EEUU presiona a Ucrania para negociar con Rusia antes de Ginebra
El presidente de Estados Unidos, Donald Trump, hizo un llamado este lunes a Ucrania para que se siente “rápidamente” a conversar con Rusia. Esto ocurre justo antes de una nueva ronda de negociaciones que se llevará a cabo en Ginebra, impulsada por Washington. Mientras el mandatario estadounidense sugiere un enfoque diplomático, las posturas entre Moscú y Kiev siguen siendo bastante distintas.
Trump destacó ante la prensa que estas conversaciones son “importantes” y que alcanzar un acuerdo debería ser “muy fácil”. A bordo del avión presidencial, enfatizó la urgencia de que Ucrania participe: “Estamos en posición de hacerlo. Queremos que vengan”, expresó.
La reunión en Ginebra seguirá a dos rondas de conversaciones previas que tuvieron lugar en Abu Dhabi, también bajo la mediación estadounidense. A pesar de que ambas partes calificaron esos encuentros como productivos, no se lograron avances concretos en lo que respecta al estatus de los territorios ocupados desde el inicio de la invasión rusa en febrero de 2022.
Delegaciones y estrategia de Washington
Trump está decidido a buscar una salida negociada a la guerra. En su delegación viajará Steve Witkoff, junto a su yerno y ex asesor Jared Kushner. Por parte de Rusia, el encargado será Vladimir Medinski, mientras que Ucrania estará representada por Rustem Umerov, actual jefe del Consejo de Seguridad Nacional, junto a otros funcionarios.

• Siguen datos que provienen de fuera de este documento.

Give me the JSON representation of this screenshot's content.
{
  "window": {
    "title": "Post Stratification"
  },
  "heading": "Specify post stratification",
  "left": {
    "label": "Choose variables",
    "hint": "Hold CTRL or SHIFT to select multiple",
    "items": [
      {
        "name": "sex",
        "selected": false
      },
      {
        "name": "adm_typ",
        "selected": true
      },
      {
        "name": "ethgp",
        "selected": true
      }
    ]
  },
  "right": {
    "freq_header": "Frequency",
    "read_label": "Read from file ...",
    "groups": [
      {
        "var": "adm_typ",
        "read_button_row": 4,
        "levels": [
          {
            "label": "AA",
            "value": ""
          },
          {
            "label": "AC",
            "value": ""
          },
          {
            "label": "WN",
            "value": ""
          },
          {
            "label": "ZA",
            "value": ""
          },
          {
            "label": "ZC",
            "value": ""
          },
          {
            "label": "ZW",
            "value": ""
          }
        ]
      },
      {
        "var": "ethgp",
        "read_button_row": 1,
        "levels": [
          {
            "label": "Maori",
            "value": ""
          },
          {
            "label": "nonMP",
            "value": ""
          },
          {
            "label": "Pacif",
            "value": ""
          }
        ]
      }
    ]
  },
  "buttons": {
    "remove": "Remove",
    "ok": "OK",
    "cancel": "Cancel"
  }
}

La Casa Blanca ve esta ronda en Suiza como una oportunidad para desbloquear posiciones y avanzar hacia un acuerdo político que pueda estabilizar la situación en el frente y mitigar la escalada militar.
Sin embargo, Moscú sigue exigiendo amplias concesiones territoriales y garantías políticas, así como el reconocimiento de los territorios bajo su control. Por su parte, Kiev rechaza estas condiciones, considerándolas como capitulación.
El presidente ucraniano, Volodimir Zelensky, advirtió sobre la posibilidad de un “ataque masivo” ruso a infraestructuras energéticas, y giró instrucciones para reforzar la seguridad en lugares estratégicos. Insistió en que Ucrania no debe “repetir errores” ni ceder territorio, destacando que “no se pueden frenar las ambiciones de Vladimir Putin con besos y flores”.
Zelensky sostiene que cualquier acuerdo territorial debe llevarse a cabo a nivel político más alto y no limitarse a negociaciones técnicas. Para el gobierno de Ucrania, la soberanía sobre las regiones en disputa no es negociable.
Un tema que ha surgido en las conversaciones impulsadas por Washington es la creación de una zona franca en los territorios en disputa. Esta propuesta buscaría facilitar la actividad comercial sin definir de inmediato la cuestión de la soberanía. A pesar de esto, Ucrania asegura que mantendría la titularidad sobre esas áreas.
En el ámbito militar, Kiev propone congelar las líneas del frente actuales como un primer paso hacia una solución política. En contraste, Rusia busca consolidar su control total sobre el Donbás, incluyendo zonas no ocupadas actualmente.
Las conversaciones en Ginebra se enfrentarán a un contexto de hostilidades activas y a posiciones aún distantes entre las partes. Mientras Washington hace presión para acelerar el proceso de diálogo, Kiev y Moscú siguen teniendo diferencias significativas que complican cualquier consenso a corto plazo.